Gender is one of the most ubiquitous categories for identity, with almost everyone strongly identifying with one camp or another, and judging or being judged according to the supposed characteristics of XX or XY. But when it comes to gender as a marker for identity I have a certain ambivalence, even a reticence towards the subject, perhaps a strange admission for someone for whom gender has been the driving topic behind my academic study for the past three years and is about to embark on a Masters in Gender. The issue is, as it always is these days, with identity. How far does one's identity as a woman or a man factor in one's ability to do anything or be anything?

My gut answer is 'it has, or should have, absolutely nothing at all to do with whether one is any good at something or not!' As a fledgling director I am already very aware of being described as a 'woman director'. I feel that the word 'woman' here is used as a qualification, and not always a good one. I have never read about a 'man director' – only 'directors' and 'women directors'. When I direct I want my ability as a theatre practitioner to be the yardstick by which I am appraised, not the fact that I don't have a penis, something which seems (if you'll forgive the turn of phrase) immaterial to me.

Yet at the same time I would add feminist to the list of identities to which I fit, and strident feminist if I've just read Caitlin Moran's How To Be A Woman which at one point last year I was rereading every few weeks. As a feminist I recognise and wish to honour the hard-won gains made by the women before me, both in the world of theatre and elsewhere. I want women to have their equal share in the world in which we're all living, and part of that is done by women telling stories – either their own stories or giving their take on those stories previously told only by men. For example, I think that parts such as King Lear or Macbeth are greatly invigorated when put in the mouths of women, and new and exciting discoveries can be made therein.

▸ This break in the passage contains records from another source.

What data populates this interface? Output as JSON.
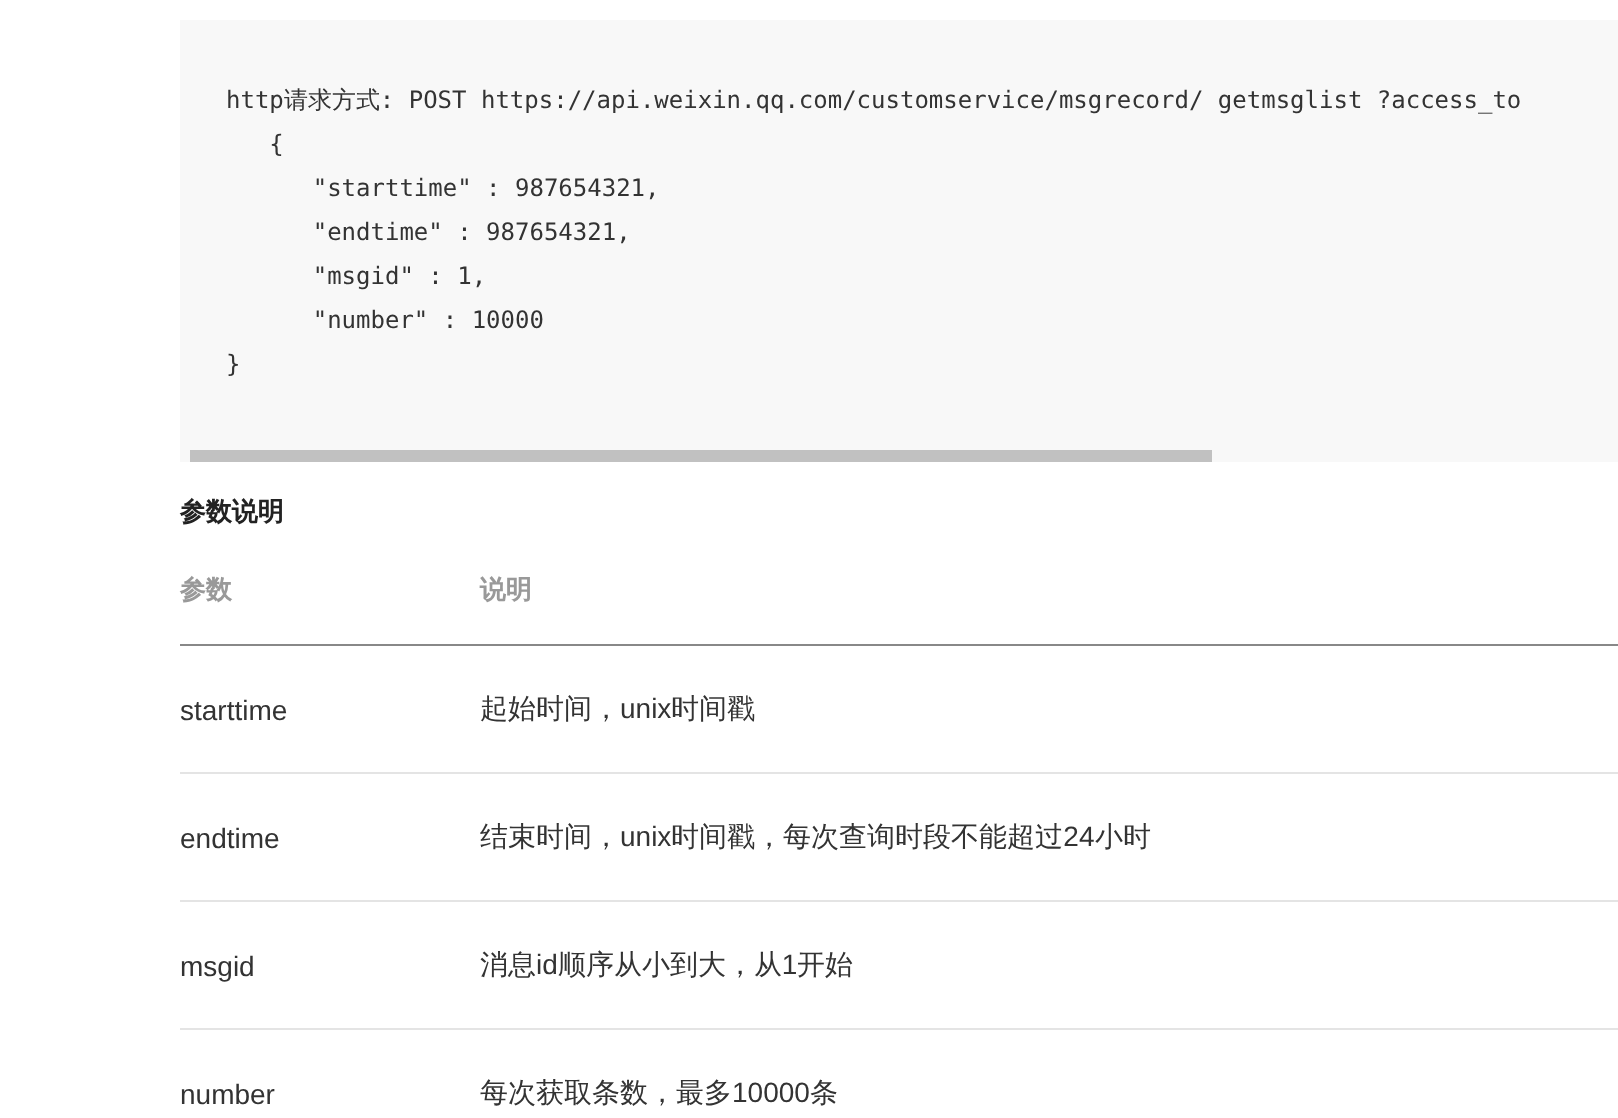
{
  "code_block": {
    "lines": [
      "http请求方式: POST https://api.weixin.qq.com/customservice/msgrecord/ getmsglist ?access_to",
      "   {",
      "      \"starttime\" : 987654321,",
      "      \"endtime\" : 987654321,",
      "      \"msgid\" : 1,",
      "      \"number\" : 10000",
      "}"
    ]
  },
  "section_title": "参数说明",
  "table": {
    "columns": [
      "参数",
      "说明"
    ],
    "rows": [
      [
        "starttime",
        "起始时间，unix时间戳"
      ],
      [
        "endtime",
        "结束时间，unix时间戳，每次查询时段不能超过24小时"
      ],
      [
        "msgid",
        "消息id顺序从小到大，从1开始"
      ],
      [
        "number",
        "每次获取条数，最多10000条"
      ]
    ]
  }
}
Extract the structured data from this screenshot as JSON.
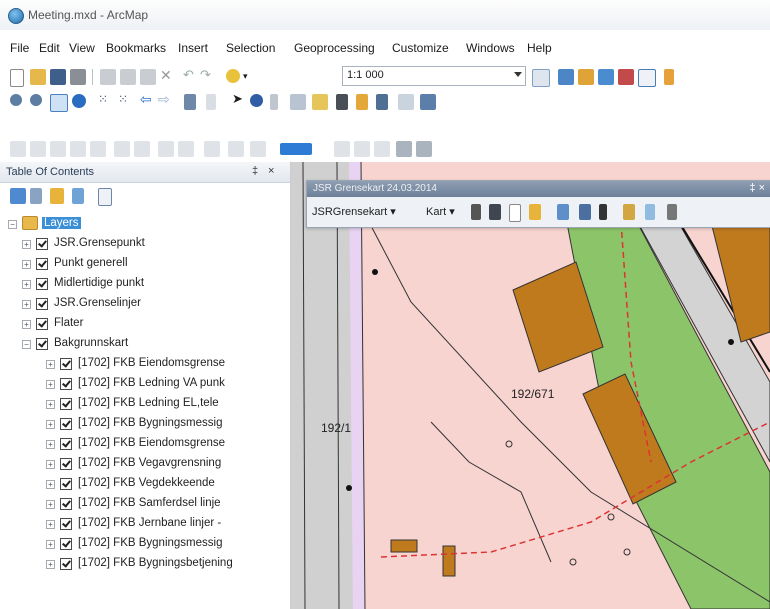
{
  "window": {
    "title": "Meeting.mxd - ArcMap"
  },
  "menu": [
    "File",
    "Edit",
    "View",
    "Bookmarks",
    "Insert",
    "Selection",
    "Geoprocessing",
    "Customize",
    "Windows",
    "Help"
  ],
  "toolbar": {
    "scale_value": "1:1 000"
  },
  "toc": {
    "title": "Table Of Contents",
    "pin_label": "‡",
    "close_label": "×",
    "layers_label": "Layers",
    "items": [
      {
        "label": "JSR.Grensepunkt",
        "expand": "+"
      },
      {
        "label": "Punkt generell",
        "expand": "+"
      },
      {
        "label": "Midlertidige punkt",
        "expand": "+"
      },
      {
        "label": "JSR.Grenselinjer",
        "expand": "+"
      },
      {
        "label": "Flater",
        "expand": "+"
      },
      {
        "label": "Bakgrunnskart",
        "expand": "−"
      }
    ],
    "sub_items": [
      "[1702] FKB Eiendomsgrense",
      "[1702] FKB Ledning VA punk",
      "[1702] FKB Ledning EL,tele",
      "[1702] FKB Bygningsmessig",
      "[1702] FKB Eiendomsgrense",
      "[1702] FKB Vegavgrensning",
      "[1702] FKB Vegdekkeende",
      "[1702] FKB Samferdsel linje",
      "[1702] FKB Jernbane linjer -",
      "[1702] FKB Bygningsmessig",
      "[1702] FKB Bygningsbetjening"
    ]
  },
  "float_window": {
    "title": "JSR Grensekart 24.03.2014",
    "pin": "‡ ×",
    "menu1": "JSRGrensekart ▾",
    "menu2": "Kart ▾"
  },
  "map_labels": {
    "parcel_a": "192/671",
    "parcel_b": "192/1"
  },
  "colors": {
    "accent_selection": "#3a8fd6",
    "map_background": "#f7d4d0",
    "building": "#c07a1e",
    "green_area": "#8cc46a",
    "road": "#d2d2d2"
  }
}
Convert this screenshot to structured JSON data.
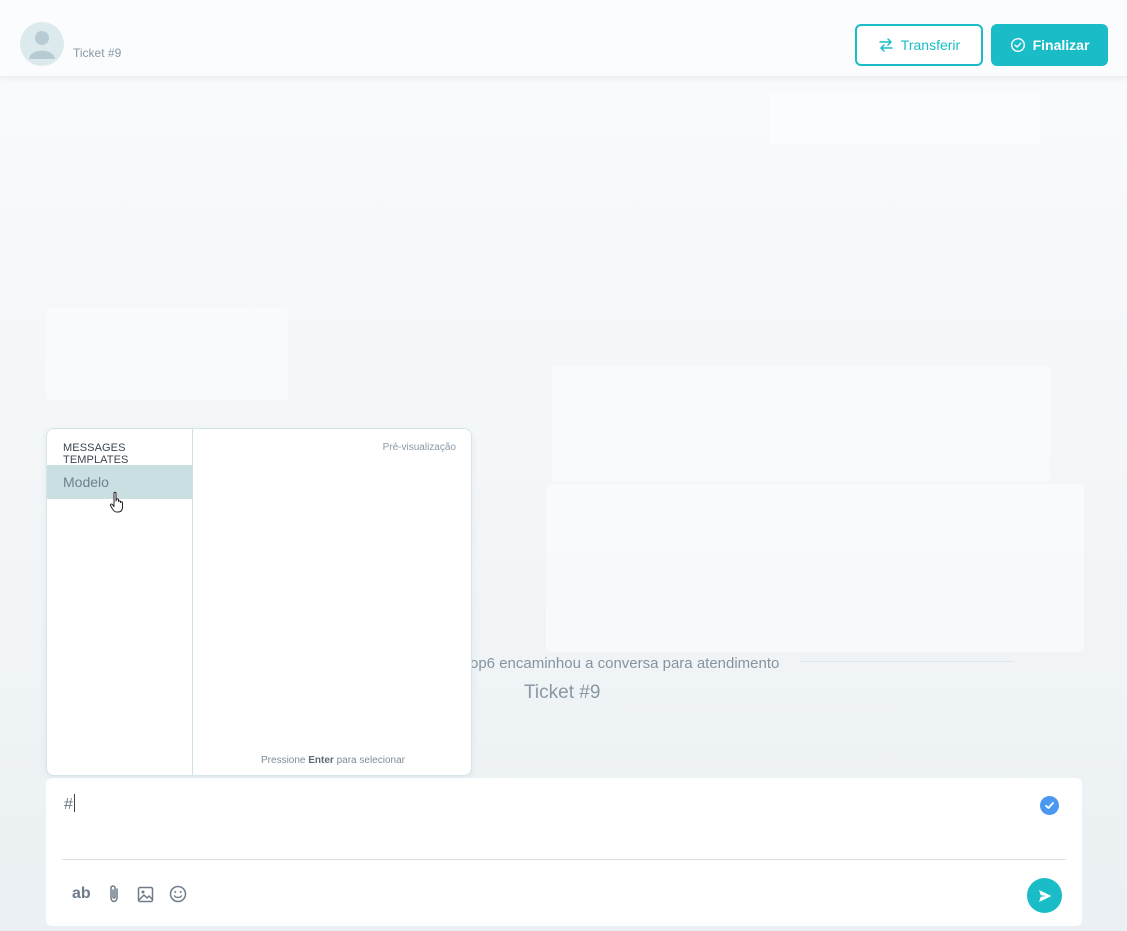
{
  "header": {
    "ticket_label": "Ticket #9",
    "transfer_label": "Transferir",
    "finalize_label": "Finalizar"
  },
  "conversation": {
    "system_message": "op6 encaminhou a conversa para atendimento",
    "ticket_title": "Ticket #9"
  },
  "templates_popup": {
    "title": "MESSAGES TEMPLATES",
    "items": [
      {
        "label": "Modelo",
        "selected": true
      }
    ],
    "preview_label": "Pré-visualização",
    "hint_prefix": "Pressione ",
    "hint_key": "Enter",
    "hint_suffix": " para selecionar"
  },
  "composer": {
    "input_value": "#",
    "tools": {
      "format_label": "ab",
      "attach_icon": "paperclip-icon",
      "image_icon": "image-icon",
      "emoji_icon": "emoji-icon"
    },
    "send_icon": "send-icon",
    "status_icon": "check-circle-icon"
  },
  "colors": {
    "accent": "#19bcc7",
    "selected_item": "#c9dfe2",
    "check_blue": "#4a98f0"
  }
}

However, each player, whoever they are, will (hopefully) bring new and exciting insight to these great parts, and therein lies the reticence I spoke of. On the one hand I want to play down the question of gender as I feel it only heightens division and is an unnecessary and unhelpful way of judging people. But on the other hand I think that having women play roles traditionally played by men and staging single-gender productions of plays offers really interesting possibilities for how we can understand characters and stories.

I think that I will be pulled – or will pull myself – in many directions when it comes to discussions on gender. Should gender be an issue when it comes to creating theatre? And by making it an issue does it make it more of 'An Issue' and therefore only help to reinforce division, as Michael Billingdon was accused of doing here? It is not a question I think I will ever fully reconcile, but it is certainly one I wish to engage with over and over, here and in practise. 

Welcome

Welcome to the first post from Directions of Gender, a blog following my journey into theatre directing – lenses of gender firmly on – and drawing together those who are interested in interpretations and discussions on gender in the theatre, be that representation of women as theatre practitioners, how women are represented on stage, or how classical works are reinterpreted today with feminist and gender-aware stances.

Welcome and I hope you enjoy what is here!